My Organ Project: to ARCO and beyond


It's never too late to be what you might have been (George Eliot) - a display at the Careers Centre, University of Huddersfield

Yesterday I took the practical part of my ARCO exam in St Paul’s Hall, Huddersfield, having taken the written papers in Edinburgh a week earlier.

I played three pieces:

  • JS Bach: Der Tag, der ist der freudenreich BWV 605
  • Matthew Locke: Voluntary in A minor (from Melothesia)
  • Max Reger: Melodia in Bb

and did four keyboard tests:

  • Transposition
  • Score-reading
  • Hymn harmonisation
  • Sight reading

(I get the results in mid-February.)

About ARCO

Associateship of the Royal College of Organists is the second of three RCO diplomas and “indicates a standard of professional competency in organ playing technique, essential keyboard skills and interpretative understanding. It also indicates accuracy in aural perception and fluency in those written disciplines (standard stylistic techniques and analysis of performance and historical issues in relation to organ repertoire) which support practical musicianship.”

That’s quite a challenge!

My journey to ARCO

I first took the ARCO exam in 1992, whilst Organist of Worth Abbey, nearly passing it at the first attempt (however, I wasn’t sufficiently prepared for the keyboard tests) and I failed to complete the whole exam within the four years allowed.

Over the years, despondency set in, for a number of reasons, and I gave up any attempt at playing seriously. My technique was good enough to get by playing for services and I became lazy. Before long, I was playing fairly badly.

After moving to Dunblane, I had some lessons with Matthew Beetschen, then Organist of the Cathedral, and although this helped, I didn’t do any systematic practice so, naturally, I didn’t really improve that much.

I subsequently failed to maintain momentum and, due to lack of direction and practice, my playing and confidence took another hit.

A new hope

In 2013, I was appointed Director of Music at Holy Trinity Scottish Episcopal Church in Stirling, probably on the basis of my liturgical and pastoral music awareness and soon realised that I needed to up my game. I met up with soprano Kathleen Ferguson at the Royal Conservatoire of Scotland for a chat about whom I might approach for lessons.
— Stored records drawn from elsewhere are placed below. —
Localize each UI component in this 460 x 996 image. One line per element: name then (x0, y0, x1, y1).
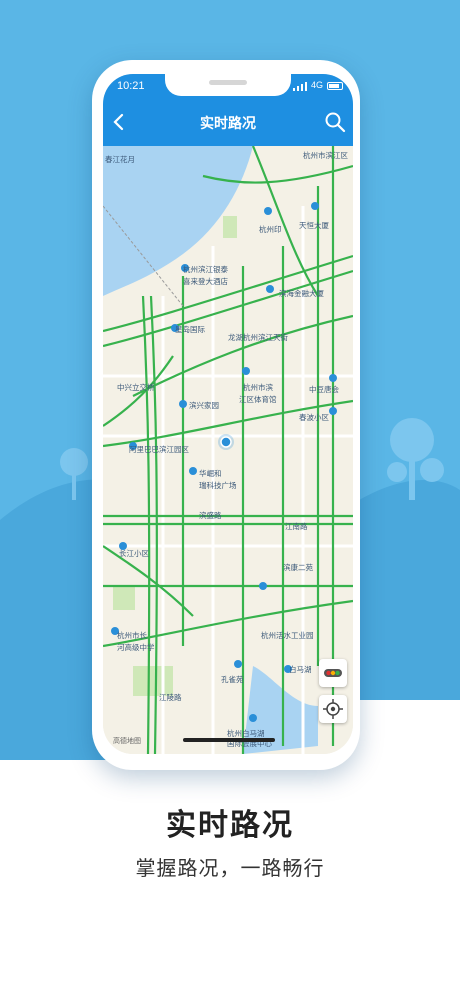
traffic-toggle-button[interactable] (319, 659, 347, 687)
map-label: 杭州市滨 (243, 382, 273, 392)
map-label: 喜来登大酒店 (183, 276, 228, 286)
map-label: 长江小区 (119, 548, 149, 558)
map-label: 孔雀苑 (221, 674, 244, 684)
network-type: 4G (310, 80, 323, 90)
map-label: 杭州活水工业园 (261, 630, 314, 640)
map-label: 白马湖 (289, 664, 312, 674)
home-indicator[interactable] (183, 738, 275, 742)
map-label: 中豆唐会 (309, 384, 339, 394)
search-icon[interactable] (323, 110, 347, 134)
map-label: 杭州白马湖 (227, 728, 265, 738)
caption-subtitle: 掌握路况，一路畅行 (135, 856, 325, 880)
traffic-map[interactable]: 杭州市滨江区 春江花月 杭州印 天恒大厦 滨海金融大厦 杭州滨江银泰 喜来登大酒… (103, 146, 353, 754)
map-label: 星岛国际 (175, 324, 205, 334)
locate-button[interactable] (319, 695, 347, 723)
map-label: 中兴立交桥 (117, 382, 155, 392)
locate-icon (323, 699, 343, 719)
map-label: 春江花月 (105, 154, 135, 164)
caption-title: 实时路况 (166, 808, 294, 843)
map-label: 杭州印 (259, 224, 282, 234)
map-label: 瑞科技广场 (199, 480, 237, 490)
traffic-light-icon (324, 669, 342, 677)
map-label: 江陵路 (159, 692, 182, 702)
map-label: 华崛和 (199, 468, 222, 478)
map-label: 江南路 (285, 521, 308, 531)
map-label: 滨海金融大厦 (279, 288, 324, 298)
map-label: 阿里巴巴滨江园区 (129, 444, 189, 454)
phone-screen: 10:21 4G 实时路况 杭州市滨江区 春江花月 杭州印 天恒大厦 滨海金融大… (103, 74, 353, 754)
map-label: 龙湖杭州滨江天街 (228, 332, 288, 342)
map-label: 滨盛路 (199, 510, 222, 520)
map-label: 天恒大厦 (299, 220, 329, 230)
notch (165, 74, 291, 96)
page-title: 实时路况 (200, 116, 256, 132)
map-label: 河高级中学 (117, 642, 155, 652)
map-label: 春波小区 (299, 412, 329, 422)
map-attribution: 高德地图 (113, 737, 141, 745)
map-label: 杭州市长 (117, 630, 147, 640)
current-location-dot (220, 436, 232, 448)
map-label: 江区体育馆 (239, 394, 277, 404)
map-label: 杭州市滨江区 (303, 150, 348, 160)
status-bar: 10:21 4G (103, 74, 353, 100)
signal-icon (293, 82, 307, 91)
speaker (209, 80, 247, 85)
map-label: 杭州滨江银泰 (183, 264, 228, 274)
nav-bar: 实时路况 (103, 100, 353, 146)
map-label: 滨兴家园 (189, 400, 219, 410)
status-time: 10:21 (117, 80, 145, 92)
map-label: 滨康二苑 (283, 562, 313, 572)
battery-icon (327, 82, 343, 90)
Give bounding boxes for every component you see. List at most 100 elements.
She strongly recommended Philip Sawyer, retired head of music at Edinburgh Napier University.

Meanwhile, I had downloaded the ARCO syllabus to remind myself of what it entailed, not that I thought I would ever reach that standard again.

I began lessons with Philip in February 2014 and thus resumed my journey: my Organ Project.

(I’ll write more about this journey in due course.)

To cut to the chase, Philip’s wise counsel, combined with RCO events and courses and encouragement from many people, especially Elaine, Ulrike and Christoph, my Rector at Holy Trinity, led me to decide to go for the Colleague (CRCO) diploma as a stepping-stone to ARCO. (I couldn’t bear the thought of taking ARCO again and failing it yet again!)

As I wrote in November 2018, “Adults can get very worried about taking exams. Children usually take them in their stride. Perhaps that’s because children are so used to them. Or maybe, as adults, we feel we have too much to lose.”

The Organ Strikes Back

In June 2018, I performed my first solo recital in about 30 years. A month later, I achieved the CRCO and, to my shock, won two prizes.

September 2019 saw my second solo recital in this new journey, which included a number of ARCO set pieces from over the years. I’ve also played in many other concerts, accompanying choirs and audiences and playing solo pieces.

I won’t know the result of this latest assault on ARCO for five weeks but, regardless of the result, I’m celebrating, having reached this stage. (If I’ve not yet reached the required standard I’ll go for it again.)

I was going to say “having reached this stage again” but that would be incorrect as I’ve developed so much since 1992, despite the fallow years. (Or perhaps, as Christoph said, because of the fallow years when, even though there’s no flowering, growth still continues at the roots.)

Here’s to the continued journey

Mendelssohn 2 and several movements from Vierne 1 are my next challenges, along with other pieces from various ARCO syllabuses, which are all worth learning and playing.

I’m loving the journey!


I’m very, very grateful to everyone who has encouraged and assisted me on this journey so far.

You are too numerous to mention individually but you know who you are.

Thanks also to those who’ve supported me without realising it!